“Horses belong in the stable, not on the table.” Wayne Pacelle, chief executive of the Humane Society of the United States.
By including a proposal in the 2014 budget to prohibit the funding of horse meat inspection, the Obama administration essentially eliminated the possibility that horse slaughter will resume in this country. Some senators may fight this, but given the financial sequester and budget cutbacks it will be a hard sell to set aside money for something most Americans don’t want anyway.
If you are wondering why the handful of businessmen who prematurely invested in horse slaughter plants think they can strong arm congress into funding inspectors, it is because the horse breeding industry, and to some extent the entire agribusiness community is involved.
Habitat for Horses’ Jerry Finch explains it in detail in his series on slaughter:
Who really benefits from horse slaughter in America? The killer buyers? They do benefit from horse slaughter, indeed they seem to do quite well, although they are not the power behind the horse slaughter lobby, just the workers doing the dirty work. Instead, we are looking for people of social and economical status, capable of getting a hold of politicians and controlling them. Let’s keep following the money trail.
The answer to the above question comes after examining data collected by USDA at one of the US-based plants regarding the breed of slaughter bound horses. According to such data, roughly 70% of horses slaughtered are quarter horses, followed by 21% thoroughbreds and other breeds. Since quarter horses have a strong, muscular conformation, are relatively heavyweight and numerous (meaning lower prices) they are indeed preferred by the horse meat corporations, which therefore maximize the ratio of “raw matter” obtained per dollar spent purchasing the animal. However, the fact that quarter horses are slaughtered in numbers greater than any other breed is not just a mere consequence. In fact, almost any piece of pro-slaughter propaganda, misinformation and horse-butchering eulogy published in the past ten years can be traced back to the American Quarter Horse Association (AQHA), despite the efforts of the Amarillo-based breed registry to conceal their origin by developing a network of think-tanks and phony “non-profit” organizations.
…In general, agribusiness confronts anything that remotely questions on legal, ethical, medical, scientific or social grounds not only its practices, Agribusiness, particularly the meat industry, reacts aggressively to both stronger regulations and anything that is remotely related to the humane treatment of animals or environmental protection.

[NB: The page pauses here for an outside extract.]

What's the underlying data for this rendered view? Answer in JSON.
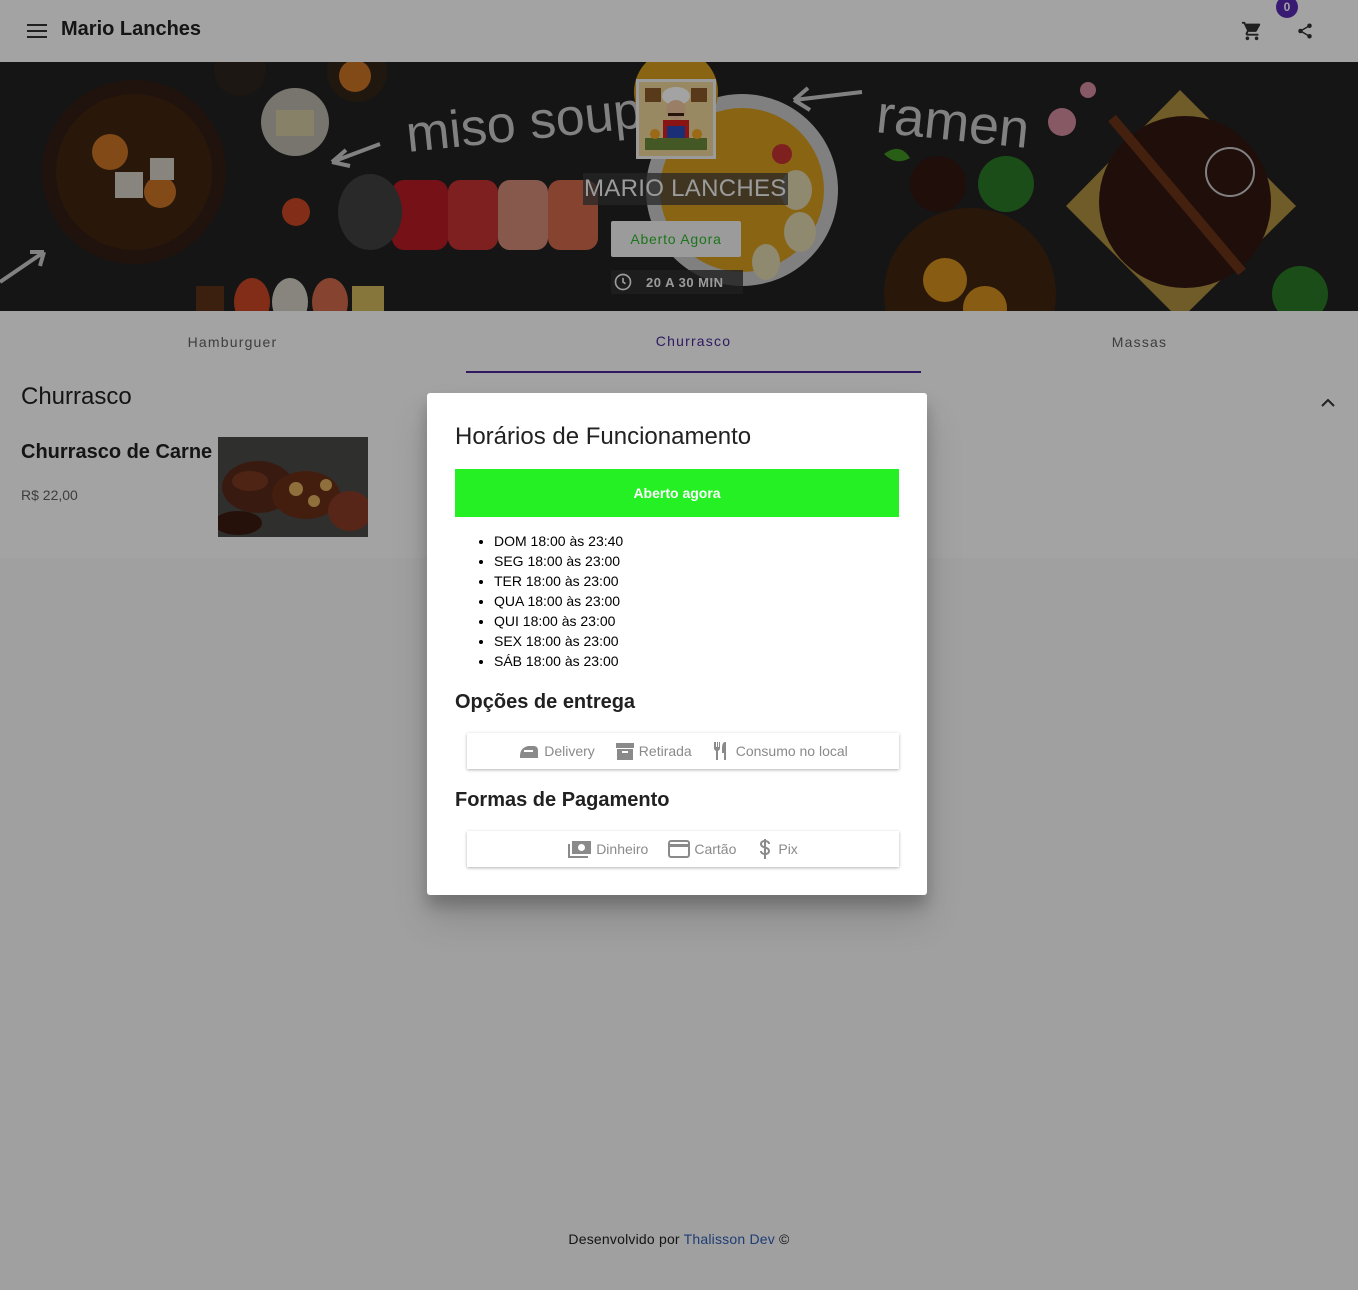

From livestock feedlot laws and urban waste management to horse slaughter, agribusiness always vocally opposes any piece of legislation, behavior or concept that supposes a step forward in the right direction, effectively deploying a zero tolerance policy that has become its defining signature.
The rationale behind such zero tolerance policy to preserve its economical interests and power position, agribusiness must deny any ideas generally identified as “animal welfare” or “environmentalism” from gaining a foothold in the minds of both policy makers and society. It does so by employing vast amounts of resources in direct political action and the media.
Given the recent discovery of horse meat in beef in Europe (horse meat has even been found in chicken nuggets ) and the problems associated with the toxic nature to humans of some of the drugs routinely given to horses, the meat inspection would be a quagmire even if it were financed. All in all, it would have been an economic disaster and a political nightmare to reinstate horse slaughter, and our President is much to savvy to endorse it.